OpenAI releases advanced speech vision function and a Christmas Easter egg｜OpenAI live broadcast day 6

Image source: generated by Unbounded AI

On December 13, OpenAI launched advanced speech vision on the sixth day of its 12-day conference Function (Advanced Voice with Vision). This means that ChatGPT is now able to interact with users through sight and hearing, providing a real-time visual interaction experience that is as comfortable as video chatting with a real person.

Since December 5th, local time, OpenAI has started an intensive new feature release cycle, and plans to launch new products and features through 12 live broadcast events in the next 12 days. Prior to this, OpenAI has successively released a number of innovations, including the ChatGPT Pro plan, enhanced fine-tuning technology, Sora, the interactive interface Canvas, and how to integrate ChatGPT in Siri on iPhone or Mac in various ways.
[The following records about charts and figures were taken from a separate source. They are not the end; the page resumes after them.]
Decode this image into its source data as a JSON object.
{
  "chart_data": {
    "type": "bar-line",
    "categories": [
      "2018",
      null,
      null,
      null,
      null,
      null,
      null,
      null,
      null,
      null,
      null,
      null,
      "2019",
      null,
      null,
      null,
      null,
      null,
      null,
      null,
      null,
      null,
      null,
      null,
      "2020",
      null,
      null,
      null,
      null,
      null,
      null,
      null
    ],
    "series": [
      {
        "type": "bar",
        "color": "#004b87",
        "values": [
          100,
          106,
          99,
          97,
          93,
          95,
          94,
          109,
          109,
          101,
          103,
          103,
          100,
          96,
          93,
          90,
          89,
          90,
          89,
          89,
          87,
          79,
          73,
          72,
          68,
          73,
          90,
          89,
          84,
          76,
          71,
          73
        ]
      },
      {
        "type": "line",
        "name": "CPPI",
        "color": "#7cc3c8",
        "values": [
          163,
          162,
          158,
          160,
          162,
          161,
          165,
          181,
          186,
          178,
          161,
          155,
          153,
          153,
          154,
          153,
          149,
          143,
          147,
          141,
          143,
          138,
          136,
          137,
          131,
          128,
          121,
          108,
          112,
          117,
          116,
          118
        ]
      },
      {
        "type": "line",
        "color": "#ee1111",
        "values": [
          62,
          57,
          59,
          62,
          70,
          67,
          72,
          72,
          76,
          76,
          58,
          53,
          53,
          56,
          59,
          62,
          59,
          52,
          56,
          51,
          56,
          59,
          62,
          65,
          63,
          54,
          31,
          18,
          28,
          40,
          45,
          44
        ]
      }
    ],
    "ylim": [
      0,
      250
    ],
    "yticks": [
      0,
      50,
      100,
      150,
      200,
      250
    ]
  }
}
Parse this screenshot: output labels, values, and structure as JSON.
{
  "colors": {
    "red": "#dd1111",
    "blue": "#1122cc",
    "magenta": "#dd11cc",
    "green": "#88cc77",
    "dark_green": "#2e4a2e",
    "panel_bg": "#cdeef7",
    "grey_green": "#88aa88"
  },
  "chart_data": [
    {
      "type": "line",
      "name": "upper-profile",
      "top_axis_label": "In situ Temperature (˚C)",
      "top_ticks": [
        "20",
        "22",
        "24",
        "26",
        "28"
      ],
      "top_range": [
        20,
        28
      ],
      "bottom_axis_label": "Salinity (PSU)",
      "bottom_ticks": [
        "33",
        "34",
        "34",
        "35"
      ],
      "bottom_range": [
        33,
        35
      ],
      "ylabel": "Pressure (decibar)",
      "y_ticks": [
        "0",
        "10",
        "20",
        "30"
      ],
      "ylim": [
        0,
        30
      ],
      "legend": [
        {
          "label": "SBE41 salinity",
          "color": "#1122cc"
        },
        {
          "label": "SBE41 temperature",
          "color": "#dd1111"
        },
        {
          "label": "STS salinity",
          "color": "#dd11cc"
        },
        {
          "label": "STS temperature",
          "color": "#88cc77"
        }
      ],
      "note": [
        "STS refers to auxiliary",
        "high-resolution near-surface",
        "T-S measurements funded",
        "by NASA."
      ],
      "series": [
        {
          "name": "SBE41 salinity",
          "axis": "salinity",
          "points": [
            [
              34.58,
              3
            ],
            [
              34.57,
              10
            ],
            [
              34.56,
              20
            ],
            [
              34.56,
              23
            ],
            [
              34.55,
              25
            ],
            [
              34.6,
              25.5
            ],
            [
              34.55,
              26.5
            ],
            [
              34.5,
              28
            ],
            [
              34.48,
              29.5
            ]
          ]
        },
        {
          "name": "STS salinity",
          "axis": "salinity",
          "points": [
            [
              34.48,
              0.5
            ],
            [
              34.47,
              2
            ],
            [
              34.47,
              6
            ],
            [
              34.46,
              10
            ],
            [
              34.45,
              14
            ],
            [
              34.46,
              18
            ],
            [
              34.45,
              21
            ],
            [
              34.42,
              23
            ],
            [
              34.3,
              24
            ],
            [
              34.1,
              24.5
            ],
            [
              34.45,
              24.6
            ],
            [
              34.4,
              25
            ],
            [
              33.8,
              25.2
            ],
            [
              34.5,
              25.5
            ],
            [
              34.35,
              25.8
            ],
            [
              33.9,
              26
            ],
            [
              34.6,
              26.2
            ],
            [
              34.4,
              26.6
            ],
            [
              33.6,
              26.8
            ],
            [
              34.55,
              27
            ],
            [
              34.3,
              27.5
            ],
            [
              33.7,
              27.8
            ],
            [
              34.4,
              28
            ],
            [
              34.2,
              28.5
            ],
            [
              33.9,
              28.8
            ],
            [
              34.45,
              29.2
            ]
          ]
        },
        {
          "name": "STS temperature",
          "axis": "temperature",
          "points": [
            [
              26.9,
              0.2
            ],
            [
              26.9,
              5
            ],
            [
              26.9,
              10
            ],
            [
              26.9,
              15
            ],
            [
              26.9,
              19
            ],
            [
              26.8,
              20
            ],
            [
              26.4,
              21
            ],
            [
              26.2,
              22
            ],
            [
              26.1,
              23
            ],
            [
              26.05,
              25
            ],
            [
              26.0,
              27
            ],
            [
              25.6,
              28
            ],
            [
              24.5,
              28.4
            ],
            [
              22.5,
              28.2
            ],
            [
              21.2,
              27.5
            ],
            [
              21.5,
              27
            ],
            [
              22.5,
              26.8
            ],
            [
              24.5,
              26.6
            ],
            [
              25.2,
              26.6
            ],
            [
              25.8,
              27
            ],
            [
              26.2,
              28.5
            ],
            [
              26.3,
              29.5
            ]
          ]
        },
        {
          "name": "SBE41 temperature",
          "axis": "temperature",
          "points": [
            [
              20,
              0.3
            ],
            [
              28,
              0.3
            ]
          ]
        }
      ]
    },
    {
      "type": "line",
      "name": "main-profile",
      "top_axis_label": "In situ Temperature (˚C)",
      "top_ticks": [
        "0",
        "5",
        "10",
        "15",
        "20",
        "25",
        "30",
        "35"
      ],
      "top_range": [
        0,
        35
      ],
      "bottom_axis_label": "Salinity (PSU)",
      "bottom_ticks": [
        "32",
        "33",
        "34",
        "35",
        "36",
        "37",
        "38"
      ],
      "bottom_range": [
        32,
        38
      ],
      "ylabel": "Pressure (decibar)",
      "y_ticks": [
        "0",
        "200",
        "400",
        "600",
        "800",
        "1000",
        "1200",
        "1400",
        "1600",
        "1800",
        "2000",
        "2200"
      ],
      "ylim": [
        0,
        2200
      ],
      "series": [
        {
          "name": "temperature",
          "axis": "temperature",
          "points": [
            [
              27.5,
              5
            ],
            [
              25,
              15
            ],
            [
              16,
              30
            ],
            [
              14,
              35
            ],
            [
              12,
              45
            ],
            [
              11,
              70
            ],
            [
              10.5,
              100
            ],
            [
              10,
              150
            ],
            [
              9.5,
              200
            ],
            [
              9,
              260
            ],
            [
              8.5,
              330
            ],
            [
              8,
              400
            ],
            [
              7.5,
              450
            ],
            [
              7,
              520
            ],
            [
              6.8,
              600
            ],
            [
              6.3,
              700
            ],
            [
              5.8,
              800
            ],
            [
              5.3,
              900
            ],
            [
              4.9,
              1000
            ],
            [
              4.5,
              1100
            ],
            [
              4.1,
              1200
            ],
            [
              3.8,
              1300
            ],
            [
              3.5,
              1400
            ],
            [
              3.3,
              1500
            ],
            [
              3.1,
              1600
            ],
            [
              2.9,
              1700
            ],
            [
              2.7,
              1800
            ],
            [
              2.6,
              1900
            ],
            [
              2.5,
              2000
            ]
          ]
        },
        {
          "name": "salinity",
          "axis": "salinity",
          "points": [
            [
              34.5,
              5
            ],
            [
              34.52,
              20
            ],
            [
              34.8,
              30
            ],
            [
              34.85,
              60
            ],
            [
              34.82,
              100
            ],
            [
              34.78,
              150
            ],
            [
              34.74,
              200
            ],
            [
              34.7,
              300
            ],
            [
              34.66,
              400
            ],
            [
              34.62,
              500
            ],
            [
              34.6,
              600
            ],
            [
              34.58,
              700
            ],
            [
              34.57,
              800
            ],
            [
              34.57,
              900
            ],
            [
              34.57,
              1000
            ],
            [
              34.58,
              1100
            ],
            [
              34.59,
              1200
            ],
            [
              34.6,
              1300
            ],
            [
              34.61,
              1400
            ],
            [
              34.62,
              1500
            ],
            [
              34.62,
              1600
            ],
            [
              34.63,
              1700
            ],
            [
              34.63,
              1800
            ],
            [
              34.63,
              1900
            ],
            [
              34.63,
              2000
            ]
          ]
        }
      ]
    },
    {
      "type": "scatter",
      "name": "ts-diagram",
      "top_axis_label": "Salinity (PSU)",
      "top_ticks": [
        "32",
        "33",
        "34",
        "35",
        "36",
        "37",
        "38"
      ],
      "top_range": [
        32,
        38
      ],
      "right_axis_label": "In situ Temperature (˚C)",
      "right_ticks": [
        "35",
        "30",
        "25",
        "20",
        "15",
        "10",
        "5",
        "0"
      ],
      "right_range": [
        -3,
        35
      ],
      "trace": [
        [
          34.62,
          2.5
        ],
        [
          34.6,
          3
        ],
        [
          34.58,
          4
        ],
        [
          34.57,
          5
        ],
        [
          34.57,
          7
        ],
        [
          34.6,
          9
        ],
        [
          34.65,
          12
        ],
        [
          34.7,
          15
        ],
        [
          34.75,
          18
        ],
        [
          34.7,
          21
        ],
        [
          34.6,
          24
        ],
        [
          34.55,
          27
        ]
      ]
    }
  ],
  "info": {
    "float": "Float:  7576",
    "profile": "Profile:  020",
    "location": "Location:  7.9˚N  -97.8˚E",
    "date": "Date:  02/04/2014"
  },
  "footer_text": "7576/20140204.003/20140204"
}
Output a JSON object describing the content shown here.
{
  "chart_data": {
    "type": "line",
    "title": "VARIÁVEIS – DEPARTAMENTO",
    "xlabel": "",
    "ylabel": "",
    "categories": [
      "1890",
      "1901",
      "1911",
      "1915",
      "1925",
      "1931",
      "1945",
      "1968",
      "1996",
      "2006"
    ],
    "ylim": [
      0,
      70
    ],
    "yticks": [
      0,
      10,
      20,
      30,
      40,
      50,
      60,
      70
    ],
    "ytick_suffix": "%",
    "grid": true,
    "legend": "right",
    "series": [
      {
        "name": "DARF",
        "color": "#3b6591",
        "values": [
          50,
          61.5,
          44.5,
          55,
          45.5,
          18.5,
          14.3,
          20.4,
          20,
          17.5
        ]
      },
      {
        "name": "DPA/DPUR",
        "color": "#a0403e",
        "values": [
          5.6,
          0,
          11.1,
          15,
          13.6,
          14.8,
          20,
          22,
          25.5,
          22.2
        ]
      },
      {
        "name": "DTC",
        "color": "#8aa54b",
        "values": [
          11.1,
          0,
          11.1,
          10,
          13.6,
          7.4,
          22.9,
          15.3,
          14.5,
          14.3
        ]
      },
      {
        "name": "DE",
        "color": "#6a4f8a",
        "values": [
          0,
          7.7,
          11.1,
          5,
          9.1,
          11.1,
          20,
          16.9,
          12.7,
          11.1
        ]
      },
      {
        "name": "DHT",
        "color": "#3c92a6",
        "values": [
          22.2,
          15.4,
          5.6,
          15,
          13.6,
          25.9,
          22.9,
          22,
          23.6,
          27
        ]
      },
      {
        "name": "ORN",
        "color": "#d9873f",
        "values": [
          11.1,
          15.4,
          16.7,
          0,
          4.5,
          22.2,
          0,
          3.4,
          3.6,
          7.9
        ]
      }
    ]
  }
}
It is worth noting that the advanced speech vision function released by OpenAI on the sixth day was actually demonstrated in May. The technology, demonstrated with the release of the GPT-4o model, allows ChatGPT to simultaneously process visual information while conducting voice conversations, such as recognizing images through video input devices. In addition, the technology provides a more natural, real-time conversation experience and is able to recognize non-verbal details, such as the speed of speaking, and respond with emotion.

What’s even more exciting is that during December, OpenAI users will experience a Santa Claus voice with a British English accent, which can naturally conduct video conversations with humans. Starting Thursday, the ChatGPT mobile app will begin rolling out advanced voice-visual features to Teams, Plus and Pro subscribers globally (excluding Europe).

The sixth day of OpenAI’s press conference was led by chief product officer Kevin Weil, with speech and vision technology experts Jackie Shannon and Michelle Qin Qin) and Rowan Zellers also participated in the live broadcast.

In the demonstration session, ChatGPT showed significant progress in video, voice and text memory. It can even remember the names of people shown on camera using only voice descriptions. Advanced voice features make conversations more natural and smooth with its native multi-modal interaction. In addition, it supports video calling and screen sharing capabilities, enabling users to show applications to ChatGPT for assistance with troubleshooting. With the "Share Screen" feature, users can show ChatGPT any app on their phone. Whether opening a message or anything else, users can ask ChatGPT for reply suggestions. Impressively, ChatGPT can also identify the user is currently usingWhich application specifically.

In another demonstration, visual technology expert Rowan Zellers activated ChatGPT's visual recognition capabilities while preparing hand-brewed coffee. Not only did ChatGPT successfully identify the Santa hat on his head and the coffee dripper in his hand, it was also able to guide him step by step through the entire process of making hand-brewed coffee. Throughout the demonstration, ChatGPT's advanced voice features demonstrated a natural and friendly tone, and even laughed at the right time during the conversation, giving people the feeling of communicating with a real person.

OpenAI’s advanced speech vision capabilities are similar to Google’s Project Astra, which was further enhanced in this week’s Google Gemini 2.0 update.

Advanced Voice Vision Function Information Summary:

--Advanced Voice Mode has now added screen sharing and visual recognition capabilities, which can be based on the screen captured by the user's mobile phone camera Or provide corresponding assistance with the information displayed on the screen.

--These new features expand on what Advanced Speech Mode already excels at - simulating everyday human conversation. Not only can these conversations be interrupted at any time, supporting multiple rounds of interaction, but they can also understand jumping thinking patterns.

--In the demonstration session, the demonstrator made coffee according to the guidance of ChatGPT and voice visual function. ChatGPT will simultaneously provide verbal suggestions and guidance as the presenter proceeds step by step.

--During Christmas, OpenAI specially launched the Santa Claus voice function. Users only need to click the snowflake icon on the interface to activate it easily. No matter where the user is, as long as they can use ChatGPT's voice mode, they can experience the voice of Santa Claus. Moreover, when users talk to Santa for the first time, they can talk to Santa as much as they want without being affected by usage restrictions.

--Starting today, the latest mobile app will gradually roll out advanced voice and vision features to all Team users and most Pro and Plus subscribers. For Pro and Plus users in Europe, OpenAI will make this service available as soon as possible. As for enterprise and education users, they will gain access early next year.